В общем, действительно было бы славно, если бы сейчас я остановился и прочел эти главы, но я не успел. Я заснул. Самое время вспомнить последнюю главу «Замыслов». Док все верно предсказал. Машина сваливается в кювет. Удар, еще удар. Я бьюсь о рулевую колонку. Летят стекло, ветки, грязь, кружится земля…
Часть пятая
Меня вытаскивают из машины. Без гидравлики. Спасатели. Очень приятные. Доброе утро, Латвия! Красивые, высокие, крепкие. Они кладут меня на носилки и укрывают пледом. «Парни, а вертолет будет?»
Я говорю им, чтобы они особенно не волновались, что синяки у меня не от удара, но от драки в Москве. И кто-то из них отвечает, что я счастливчик, что мне повезло, потому что машина восстановлению не подлежит. «Вот и славно, – думаю я, – я давно хотел ее поменять».
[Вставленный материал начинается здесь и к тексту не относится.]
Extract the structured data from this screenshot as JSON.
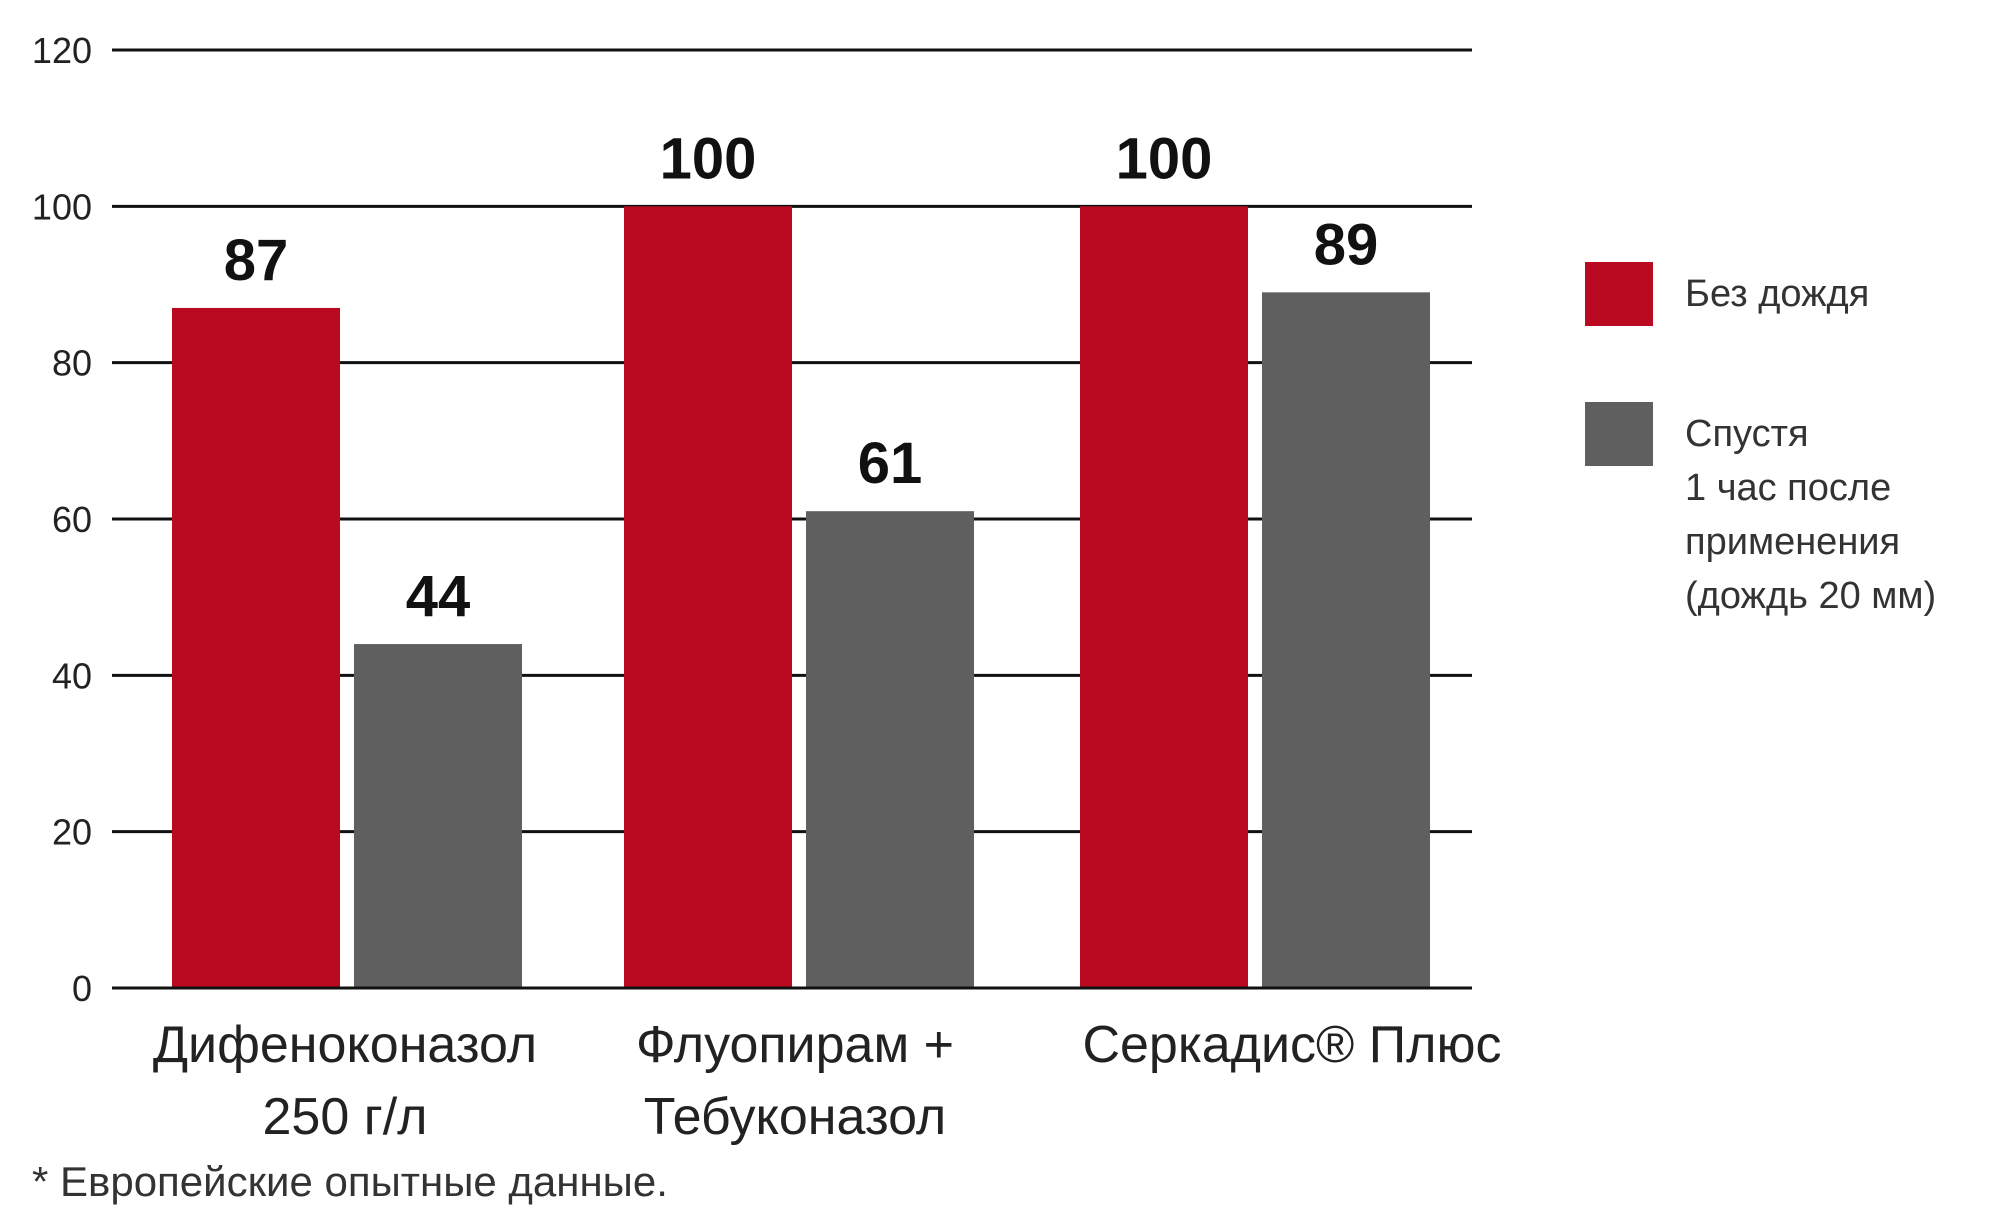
{
  "chart_data": {
    "type": "bar",
    "categories": [
      [
        "Дифеноконазол",
        "250 г/л"
      ],
      [
        "Флуопирам +",
        "Тебуконазол"
      ],
      [
        "Серкадис® Плюс"
      ]
    ],
    "series": [
      {
        "name": "Без дождя",
        "values": [
          87,
          100,
          100
        ],
        "color": "#b90a22"
      },
      {
        "name": [
          "Спустя",
          "1 час после",
          "применения",
          "(дождь 20 мм)"
        ],
        "values": [
          44,
          61,
          89
        ],
        "color": "#5f5f5f"
      }
    ],
    "ylim": [
      0,
      120
    ],
    "yticks": [
      "0",
      "20",
      "40",
      "60",
      "80",
      "100",
      "120"
    ],
    "grid": true,
    "legend_position": "right"
  },
  "footnote": "* Европейские опытные данные."
}
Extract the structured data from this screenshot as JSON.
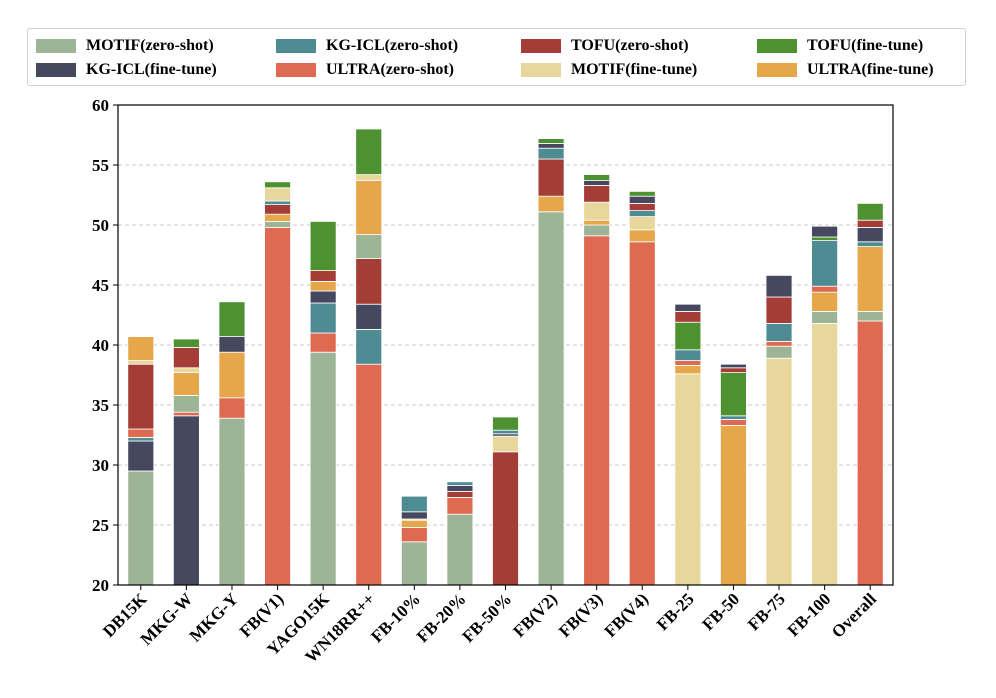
{
  "chart_data": {
    "type": "bar",
    "stacked": true,
    "title": "",
    "xlabel": "",
    "ylabel": "",
    "ylim": [
      20,
      60
    ],
    "yticks": [
      20,
      25,
      30,
      35,
      40,
      45,
      50,
      55,
      60
    ],
    "grid": "horizontal dashed",
    "legend_position": "top",
    "categories": [
      "DB15K",
      "MKG-W",
      "MKG-Y",
      "FB(V1)",
      "YAGO15K",
      "WN18RR++",
      "FB-10%",
      "FB-20%",
      "FB-50%",
      "FB(V2)",
      "FB(V3)",
      "FB(V4)",
      "FB-25",
      "FB-50",
      "FB-75",
      "FB-100",
      "Overall"
    ],
    "legend": [
      {
        "name": "MOTIF(zero-shot)",
        "color": "#9db596"
      },
      {
        "name": "KG-ICL(zero-shot)",
        "color": "#4e8b93"
      },
      {
        "name": "TOFU(zero-shot)",
        "color": "#a33d35"
      },
      {
        "name": "TOFU(fine-tune)",
        "color": "#4e9130"
      },
      {
        "name": "KG-ICL(fine-tune)",
        "color": "#464860"
      },
      {
        "name": "ULTRA(zero-shot)",
        "color": "#de6b51"
      },
      {
        "name": "MOTIF(fine-tune)",
        "color": "#e8d79d"
      },
      {
        "name": "ULTRA(fine-tune)",
        "color": "#e6a74a"
      }
    ],
    "stacks": [
      [
        [
          "MOTIF(zero-shot)",
          29.5
        ],
        [
          "KG-ICL(fine-tune)",
          32.0
        ],
        [
          "KG-ICL(zero-shot)",
          32.3
        ],
        [
          "ULTRA(zero-shot)",
          33.0
        ],
        [
          "TOFU(zero-shot)",
          38.4
        ],
        [
          "MOTIF(fine-tune)",
          38.7
        ],
        [
          "ULTRA(fine-tune)",
          40.7
        ]
      ],
      [
        [
          "KG-ICL(fine-tune)",
          34.1
        ],
        [
          "ULTRA(zero-shot)",
          34.4
        ],
        [
          "MOTIF(zero-shot)",
          35.8
        ],
        [
          "ULTRA(fine-tune)",
          37.7
        ],
        [
          "MOTIF(fine-tune)",
          38.1
        ],
        [
          "TOFU(zero-shot)",
          39.8
        ],
        [
          "TOFU(fine-tune)",
          40.5
        ]
      ],
      [
        [
          "MOTIF(zero-shot)",
          33.9
        ],
        [
          "ULTRA(zero-shot)",
          35.6
        ],
        [
          "ULTRA(fine-tune)",
          39.4
        ],
        [
          "KG-ICL(fine-tune)",
          40.7
        ],
        [
          "TOFU(fine-tune)",
          43.6
        ]
      ],
      [
        [
          "ULTRA(zero-shot)",
          49.8
        ],
        [
          "MOTIF(zero-shot)",
          50.3
        ],
        [
          "ULTRA(fine-tune)",
          50.9
        ],
        [
          "TOFU(zero-shot)",
          51.7
        ],
        [
          "KG-ICL(zero-shot)",
          52.0
        ],
        [
          "MOTIF(fine-tune)",
          53.1
        ],
        [
          "TOFU(fine-tune)",
          53.6
        ]
      ],
      [
        [
          "MOTIF(zero-shot)",
          39.4
        ],
        [
          "ULTRA(zero-shot)",
          41.0
        ],
        [
          "KG-ICL(zero-shot)",
          43.5
        ],
        [
          "KG-ICL(fine-tune)",
          44.5
        ],
        [
          "ULTRA(fine-tune)",
          45.3
        ],
        [
          "TOFU(zero-shot)",
          46.2
        ],
        [
          "TOFU(fine-tune)",
          50.3
        ]
      ],
      [
        [
          "ULTRA(zero-shot)",
          38.4
        ],
        [
          "KG-ICL(zero-shot)",
          41.3
        ],
        [
          "KG-ICL(fine-tune)",
          43.4
        ],
        [
          "TOFU(zero-shot)",
          47.2
        ],
        [
          "MOTIF(zero-shot)",
          49.2
        ],
        [
          "ULTRA(fine-tune)",
          53.7
        ],
        [
          "MOTIF(fine-tune)",
          54.2
        ],
        [
          "TOFU(fine-tune)",
          58.0
        ]
      ],
      [
        [
          "MOTIF(zero-shot)",
          23.6
        ],
        [
          "ULTRA(zero-shot)",
          24.8
        ],
        [
          "ULTRA(fine-tune)",
          25.4
        ],
        [
          "MOTIF(fine-tune)",
          25.5
        ],
        [
          "KG-ICL(fine-tune)",
          26.1
        ],
        [
          "KG-ICL(zero-shot)",
          27.4
        ]
      ],
      [
        [
          "MOTIF(zero-shot)",
          25.9
        ],
        [
          "ULTRA(zero-shot)",
          27.3
        ],
        [
          "TOFU(zero-shot)",
          27.8
        ],
        [
          "KG-ICL(fine-tune)",
          28.3
        ],
        [
          "KG-ICL(zero-shot)",
          28.6
        ]
      ],
      [
        [
          "TOFU(zero-shot)",
          31.1
        ],
        [
          "MOTIF(fine-tune)",
          32.4
        ],
        [
          "KG-ICL(fine-tune)",
          32.6
        ],
        [
          "KG-ICL(zero-shot)",
          32.9
        ],
        [
          "TOFU(fine-tune)",
          34.0
        ]
      ],
      [
        [
          "MOTIF(zero-shot)",
          51.1
        ],
        [
          "ULTRA(fine-tune)",
          52.4
        ],
        [
          "TOFU(zero-shot)",
          55.5
        ],
        [
          "KG-ICL(zero-shot)",
          56.4
        ],
        [
          "KG-ICL(fine-tune)",
          56.8
        ],
        [
          "TOFU(fine-tune)",
          57.2
        ]
      ],
      [
        [
          "ULTRA(zero-shot)",
          49.1
        ],
        [
          "MOTIF(zero-shot)",
          50.0
        ],
        [
          "ULTRA(fine-tune)",
          50.4
        ],
        [
          "MOTIF(fine-tune)",
          51.9
        ],
        [
          "TOFU(zero-shot)",
          53.3
        ],
        [
          "KG-ICL(fine-tune)",
          53.7
        ],
        [
          "TOFU(fine-tune)",
          54.2
        ]
      ],
      [
        [
          "ULTRA(zero-shot)",
          48.6
        ],
        [
          "ULTRA(fine-tune)",
          49.6
        ],
        [
          "MOTIF(fine-tune)",
          50.7
        ],
        [
          "KG-ICL(zero-shot)",
          51.2
        ],
        [
          "TOFU(zero-shot)",
          51.8
        ],
        [
          "KG-ICL(fine-tune)",
          52.4
        ],
        [
          "TOFU(fine-tune)",
          52.8
        ]
      ],
      [
        [
          "MOTIF(fine-tune)",
          37.6
        ],
        [
          "ULTRA(fine-tune)",
          38.3
        ],
        [
          "ULTRA(zero-shot)",
          38.7
        ],
        [
          "KG-ICL(zero-shot)",
          39.6
        ],
        [
          "TOFU(fine-tune)",
          41.9
        ],
        [
          "TOFU(zero-shot)",
          42.8
        ],
        [
          "KG-ICL(fine-tune)",
          43.4
        ]
      ],
      [
        [
          "ULTRA(fine-tune)",
          33.3
        ],
        [
          "ULTRA(zero-shot)",
          33.8
        ],
        [
          "KG-ICL(zero-shot)",
          34.1
        ],
        [
          "TOFU(fine-tune)",
          37.7
        ],
        [
          "TOFU(zero-shot)",
          38.1
        ],
        [
          "KG-ICL(fine-tune)",
          38.4
        ]
      ],
      [
        [
          "MOTIF(fine-tune)",
          38.9
        ],
        [
          "MOTIF(zero-shot)",
          39.9
        ],
        [
          "ULTRA(zero-shot)",
          40.3
        ],
        [
          "KG-ICL(zero-shot)",
          41.8
        ],
        [
          "TOFU(zero-shot)",
          44.0
        ],
        [
          "KG-ICL(fine-tune)",
          45.8
        ]
      ],
      [
        [
          "MOTIF(fine-tune)",
          41.8
        ],
        [
          "MOTIF(zero-shot)",
          42.8
        ],
        [
          "ULTRA(fine-tune)",
          44.4
        ],
        [
          "ULTRA(zero-shot)",
          44.9
        ],
        [
          "KG-ICL(zero-shot)",
          48.7
        ],
        [
          "TOFU(fine-tune)",
          49.0
        ],
        [
          "KG-ICL(fine-tune)",
          49.9
        ]
      ],
      [
        [
          "ULTRA(zero-shot)",
          42.0
        ],
        [
          "MOTIF(zero-shot)",
          42.8
        ],
        [
          "ULTRA(fine-tune)",
          48.2
        ],
        [
          "KG-ICL(zero-shot)",
          48.6
        ],
        [
          "KG-ICL(fine-tune)",
          49.8
        ],
        [
          "TOFU(zero-shot)",
          50.4
        ],
        [
          "TOFU(fine-tune)",
          51.8
        ]
      ]
    ]
  }
}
После осмотра я отказываюсь от госпитализации и отправляюсь домой. Кружится голова. От волнения и счастья. Дверь открывает мама. Постаревшая, с грязной головой. Пьяная, как всегда. Кажется, она даже не понимает, кто к ней приехал. Судя по всему, она пьет третий или четвертый день. Все как всегда. Мама прижимается к стене. «Иди спать», – говорю я. Мама фыркает и плетется за мной. Я прохожу в родительскую комнату. Отец лежит на кровати закрыв глаза. Я приподнимаю плед – ноги действительно сломаны. Два гипса. «Ну вот я и дома», – думаю я.
Я осматриваю комнату. Работает телевизор. Пепельницы полны, бутылки пусты. Мама что-то мычит. Кажется, она пытается продемонстрировать мне, что научилась говорить на латвийском. Я не понимаю. Пахнет мочой. Я толкаю ее на кровать и накрываю одеялом. Ухожу к себе.